There’s a new restaurant in London and you go there to eat naked.

I’m not making this up.

This restaurant hasn’t even opened yet but it’s already getting major attention, and not for the food. I went to the restaurant’s website and it didn’t even have a menu posted.

Food isn’t the point, would be my guess.

Like nobody complains about the plot in porn. Even though there’s never a twist and the ending is always happy.

Step up your game, pornographers.

You might think you would never go to a naked restaurant, but it has a waiting list of thirty thousand.

I’m not exaggerating, for once.

The restaurant is called The Bunyadi, and I’m not sure what a bunyadi is, but let’s pretend it’s something usually covered by your underwear.
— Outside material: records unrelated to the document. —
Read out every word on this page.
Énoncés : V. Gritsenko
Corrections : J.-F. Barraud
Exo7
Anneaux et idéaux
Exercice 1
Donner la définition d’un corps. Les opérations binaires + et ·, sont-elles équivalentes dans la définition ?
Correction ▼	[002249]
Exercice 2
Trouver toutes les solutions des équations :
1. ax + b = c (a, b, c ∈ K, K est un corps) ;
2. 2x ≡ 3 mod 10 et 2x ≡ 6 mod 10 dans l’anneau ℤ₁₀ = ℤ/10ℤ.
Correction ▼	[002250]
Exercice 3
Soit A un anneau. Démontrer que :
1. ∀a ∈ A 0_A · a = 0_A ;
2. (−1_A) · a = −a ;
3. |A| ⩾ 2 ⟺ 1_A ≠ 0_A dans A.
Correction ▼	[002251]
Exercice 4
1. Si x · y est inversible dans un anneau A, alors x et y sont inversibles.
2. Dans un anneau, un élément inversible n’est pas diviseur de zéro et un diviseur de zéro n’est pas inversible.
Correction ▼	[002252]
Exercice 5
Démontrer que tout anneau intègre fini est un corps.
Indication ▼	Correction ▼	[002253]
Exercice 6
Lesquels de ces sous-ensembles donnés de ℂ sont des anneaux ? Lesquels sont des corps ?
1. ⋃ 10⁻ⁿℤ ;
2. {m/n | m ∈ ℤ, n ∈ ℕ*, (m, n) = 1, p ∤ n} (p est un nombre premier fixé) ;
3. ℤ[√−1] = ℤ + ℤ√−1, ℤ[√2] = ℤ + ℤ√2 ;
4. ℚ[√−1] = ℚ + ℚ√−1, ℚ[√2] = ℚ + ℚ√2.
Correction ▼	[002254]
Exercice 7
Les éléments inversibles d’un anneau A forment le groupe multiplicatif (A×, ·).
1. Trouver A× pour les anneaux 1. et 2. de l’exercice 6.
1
So this is a restaurant where you bring your own bunyadi.

B.Y.O.B.

And you and your bunyadi eat completely naked, in an area the restaurant calls “pure.”

I would call it “hairy,” “smelly,” and “vaguely unsanitary.”

But that’s just me.

There’s also a “non-naked” section, where the stiffs sit.

Or presumably, the less stiff.

I don’t know, it’s kind of confusing.

I think you’re allowed to put your napkin in your lap.

In fact, you’d better.

Still, I would never go to a naked restaurant. I don’t want anyone to see me eating naked. In fact, I don’t want anybody to see me sitting down naked. I own an entire wardrobe of shirts and sweaters to hide what I really look like when I sit down, because of my rolls.

If I ate at a naked restaurant, I’d have to hide my rolls behind the rolls.

In fact, my rolls are the first thing I’d want to hide, not my breasts or my bunyadi.

I bet I’m not alone in this, as a middle-aged woman.

Am I right, sisters?

Aren’t our rolls keeping Chico’s in business?

If every girl’s best friend is an elastic waistband, every girl’s other best friend is the insanely blousy shirt that goes over it to hide our rolls.

I’ve seen it called Goddesswear, which is as good a euphemism as any.

It’s really clothes for women who have better things to do than sit-ups.

Me.

I shudder to imagine a world where all the restaurants turn naked.

It would be a disaster for middle-aged women.

All of a sudden, we’d start cooking like fiends.

Like we used to when we were feeding families or had something to prove.

Back when we cared.

Do you remember those days?

I don’t.

Maybe the way you feel about a naked restaurant depends on whether you have an awesome body or not.